Controle da peste nada
tinha a ver com a economia
Pedro
J. Bondaczuk
O estudo das várias
epidemias de peste bubônica – que se tornaram, em certos períodos, até mesmo
rotineiras – levam-me a uma conclusão até óbvia, mas à qual poucas pessoas
chegaram. À de que, nesses casos, a prosperidade econômica e o poderio militar
pouco contam, caso não haja esse mesmo progresso no campo das ciências médicas
e, principalmente, no da eficaz pesquisa científica. O motivo é para lá de
lógico. Por se tratar (no caso) de doença, o que se requer, antes e acima de
tudo, para que ela possa ser prevenida, ou tratada, depois que se instale? Sem
dúvida, do conhecimento da sua causa. Esse é o ponto de partida para, na
sequência, se tomarem providências eficazes, objetivas e que não se limitem a
meras práticas empíricas, na base de tentativas e erros, na proteção e cura da
população. Isso é válido, e nem seria necessário enfatizar, para epidemias de
quaisquer doenças e não apenas de peste bubônica. Citei, especificamente, este
flagelo, por se tratar do que mais mortes causou em todo oi mundo e em todos os
tempos.
Tome-se como exemplo
típico a Inglaterra da chamada Era Tudor, mais especificamente, dos reinados de
Elizabeth I (principalmente) e no de seu sucessor, Jaime I. Em termos
geopolíticos, econômicos e militares, foi a época de maior prosperidade e
projeção do país no cenário mundial.

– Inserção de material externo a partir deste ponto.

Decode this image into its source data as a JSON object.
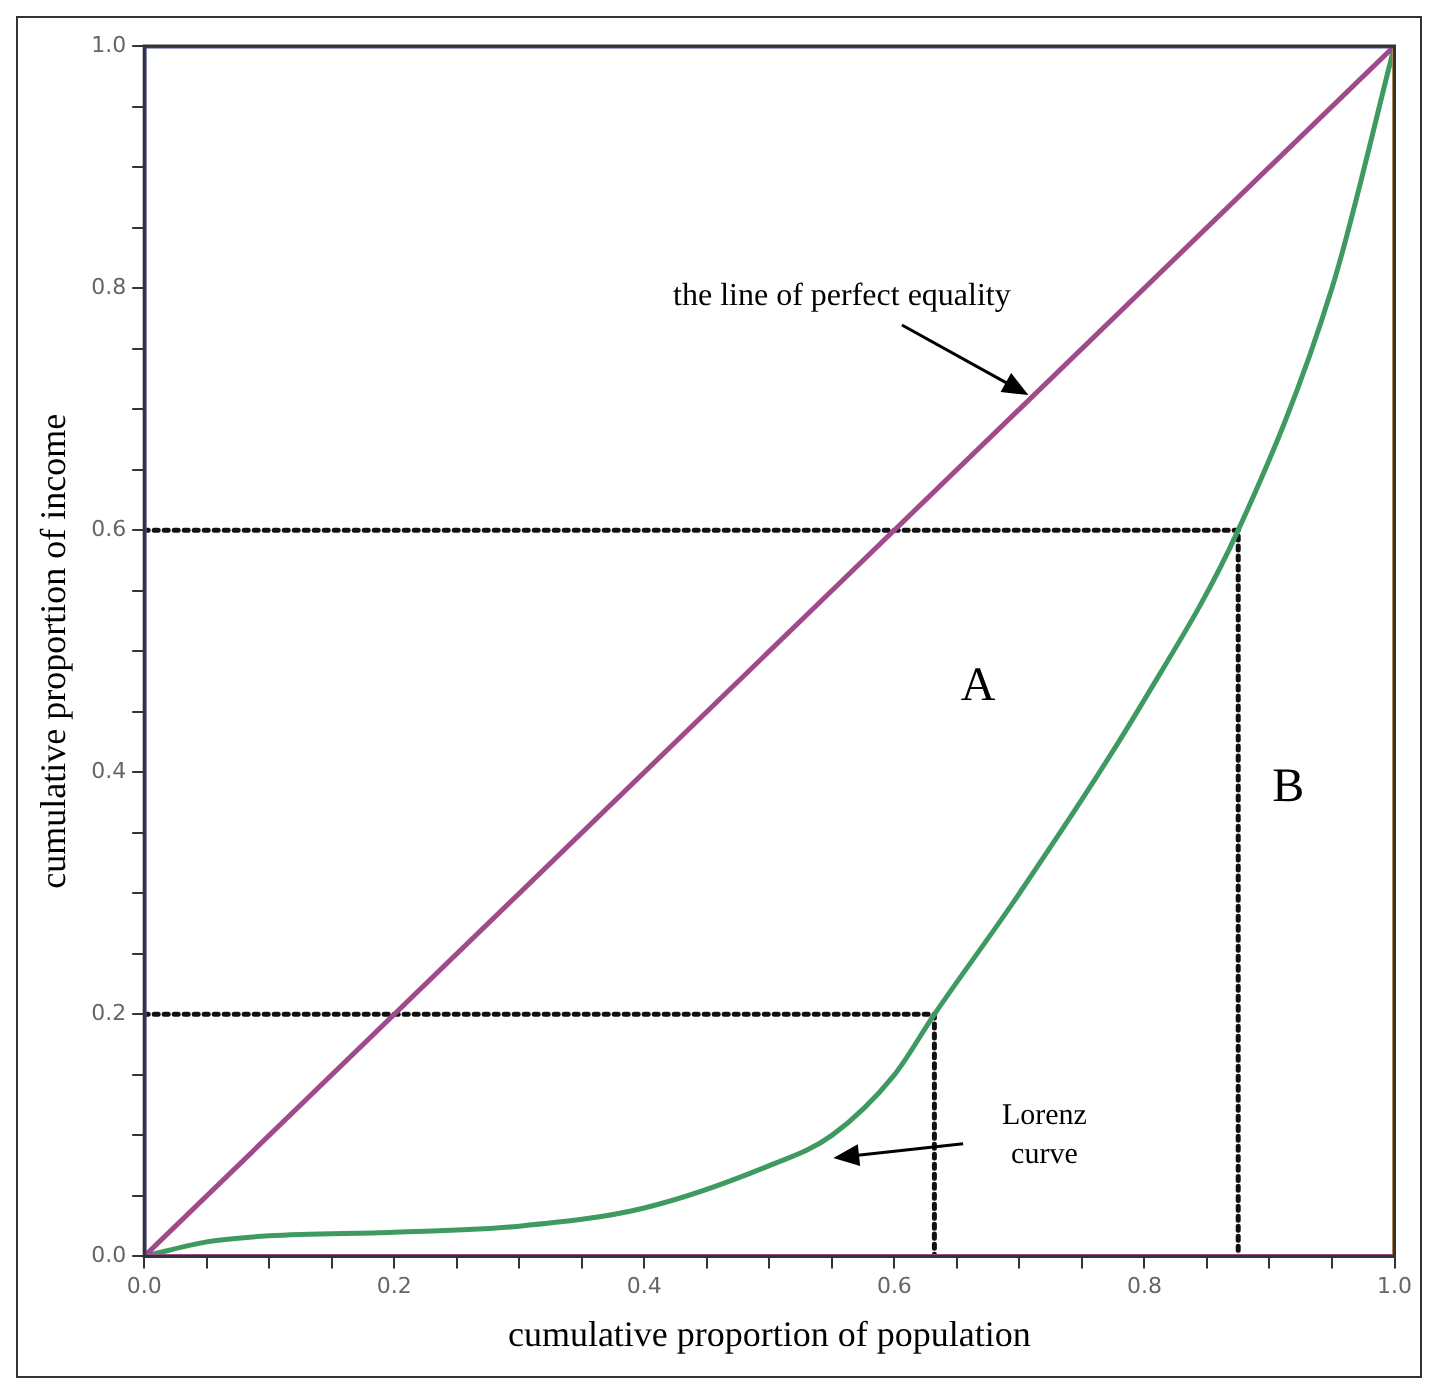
{
  "chart_data": {
    "type": "line",
    "xlabel": "cumulative proportion of population",
    "ylabel": "cumulative proportion of income",
    "xlim": [
      0,
      1
    ],
    "ylim": [
      0,
      1
    ],
    "xticks": [
      {
        "value": 0,
        "label": "0.0"
      },
      {
        "value": 0.05,
        "label": null
      },
      {
        "value": 0.1,
        "label": null
      },
      {
        "value": 0.15,
        "label": null
      },
      0.2,
      {
        "value": 0.25,
        "label": null
      },
      {
        "value": 0.3,
        "label": null
      },
      {
        "value": 0.35,
        "label": null
      },
      0.4,
      {
        "value": 0.45,
        "label": null
      },
      {
        "value": 0.5,
        "label": null
      },
      {
        "value": 0.55,
        "label": null
      },
      0.6,
      {
        "value": 0.65,
        "label": null
      },
      {
        "value": 0.7,
        "label": null
      },
      {
        "value": 0.75,
        "label": null
      },
      0.8,
      {
        "value": 0.85,
        "label": null
      },
      {
        "value": 0.9,
        "label": null
      },
      {
        "value": 0.95,
        "label": null
      },
      {
        "value": 1,
        "label": "1.0"
      }
    ],
    "yticks": [
      {
        "value": 0,
        "label": "0.0"
      },
      {
        "value": 0.05,
        "label": null
      },
      {
        "value": 0.1,
        "label": null
      },
      {
        "value": 0.15,
        "label": null
      },
      0.2,
      {
        "value": 0.25,
        "label": null
      },
      {
        "value": 0.3,
        "label": null
      },
      {
        "value": 0.35,
        "label": null
      },
      0.4,
      {
        "value": 0.45,
        "label": null
      },
      {
        "value": 0.5,
        "label": null
      },
      {
        "value": 0.55,
        "label": null
      },
      0.6,
      {
        "value": 0.65,
        "label": null
      },
      {
        "value": 0.7,
        "label": null
      },
      {
        "value": 0.75,
        "label": null
      },
      0.8,
      {
        "value": 0.85,
        "label": null
      },
      {
        "value": 0.9,
        "label": null
      },
      {
        "value": 0.95,
        "label": null
      },
      {
        "value": 1,
        "label": "1.0"
      }
    ],
    "grid": false,
    "legend": false,
    "marker": "none",
    "line_style": "solid",
    "series": [
      {
        "color": "#4b4ba3",
        "x": [
          0,
          0,
          1
        ],
        "values": [
          0,
          1,
          1
        ]
      },
      {
        "color": "#a04a8c",
        "x": [
          0,
          1
        ],
        "values": [
          0,
          0
        ]
      },
      {
        "color": "#b08a55",
        "x": [
          1,
          1
        ],
        "values": [
          0,
          1
        ]
      },
      {
        "color": "#a04a8c",
        "x": [
          0,
          1
        ],
        "values": [
          0,
          1
        ]
      },
      {
        "color": "#3f9a62",
        "x": [
          0,
          0.05,
          0.1,
          0.2,
          0.3,
          0.4,
          0.5,
          0.55,
          0.6,
          0.632,
          0.7,
          0.8,
          0.875,
          0.95,
          1
        ],
        "values": [
          0,
          0.012,
          0.017,
          0.02,
          0.025,
          0.04,
          0.075,
          0.1,
          0.15,
          0.2,
          0.3,
          0.46,
          0.6,
          0.8,
          1
        ]
      },
      {
        "color": "#111111",
        "line_style": "dotted",
        "x": [
          0,
          0.875,
          0.875
        ],
        "values": [
          0.6,
          0.6,
          0
        ]
      },
      {
        "color": "#111111",
        "line_style": "dotted",
        "x": [
          0,
          0.632,
          0.632
        ],
        "values": [
          0.2,
          0.2,
          0
        ]
      }
    ],
    "annotations": [
      {
        "text": "the line of perfect equality",
        "x": 0.71,
        "y": 0.71
      },
      "Lorenz curve",
      "A",
      "B"
    ]
  }
}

No reinado desses dois monarcas, o reino
inglês emergiu como superpotência global, beneficiado, entre outras coisas,
pela decadência da Espanha, tornando-se, em pouco tempo, o “império onde o sol
jamais se punha”, condição que viria a perder, somente, após o processo de
descolonização da década de 1960, portanto, da segunda metade do século XX.
Seus navios, modernos (para a época) e rápidos, dominavam os mares. A
Inglaterra era o país mais importante no comércio internacional, trocando
mercadores com o mundo todo. Embora
houvesse (e ainda haja) injusta distribuição de riquezas, os cofres do reino
estavam super abarrotados de divisas nesse período.
A par do imenso
progresso econômico a Inglaterra vivia inegável evolução cultural. Foi nessa
época, por exemplo, que o país tomou consciência, pela primeira vez, da
importância da própria língua. Até então, o idioma mais utilizado e valorizado
nas escolas era o latim, em detrimento do inglês. As artes, todas, floresceram,
e surgiram escritores notáveis e, o que é mais importante, escrevendo na língua
pátria, o que, anteriormente era bastante raro. Em suma, esse período foi, sem
dúvida alguma, a “era de ouro” da história da Inglaterra. Foi seu auge do
renascimento, com destaque para a Literatura e a poesia. Porém... foi, também,
um dos períodos em que as epidemias de peste bubônica se sucederam em grande
número e tiveram tamanha regularidade a ponto de serem consideradas rotineiras.
Por que?
Porque o progresso
econômico, político, cultural e artístico não foi acompanhado da correspondente
evolução científica, sobretudo no campo da pesquisa médica, que permanecia
estagnado, como sempre fora. Por isso insisto tanto em reiterar que seria
impossível se não erradicar, pelo menos controlar a peste bubônica, fosse em
que lugar fosse, sem conhecer, antes, o que a causava. E os ingleses não
conheciam. Aliás, até 1894, antes da descoberta do médico e bacteriologista
suíço Alexander Yersin ninguém conhecia. Na verdade, sequer desconfiava, Só
após a descoberta da bactéria “yersinia pestis” foi possível desenvolver uma
vacina minimamente eficaz para a doença. Só depois de se saber que esse agente
patogênico era transmitido pela pulga que parasitava ratos é que se pensou
seriamente, se não no extermínio total dos roedores (o que me parece
impossível), pelo menos no relativo controle da sua população.
Observe-se que o caso
da Inglaterra, embora o mais emblemático, não foi o único que, a despeito do
progresso econômico, cultural e artístico, as autoridades não conseguiram
combater, com a mínima eficácia, a peste bubônica. A cidade italiana de
Florença, berço do Renascimento, terra natal de extraordinários escritores e
consagrados artistas, também enfrentou situação se não igual, bastante
parecida. Conviveu, e justo no período de maior fastígio, com sucessivas
epidemias da doença, que mataram milhares e milhares de seus cidadãos, muitos
deles ilustres pelos seus magníficos feitos artísticos e intelectuais, freando
seu progresso, que poderia ter sido muito maior do que foi (e que ainda assim
causa assombro em quem conhece sua riquíssima história).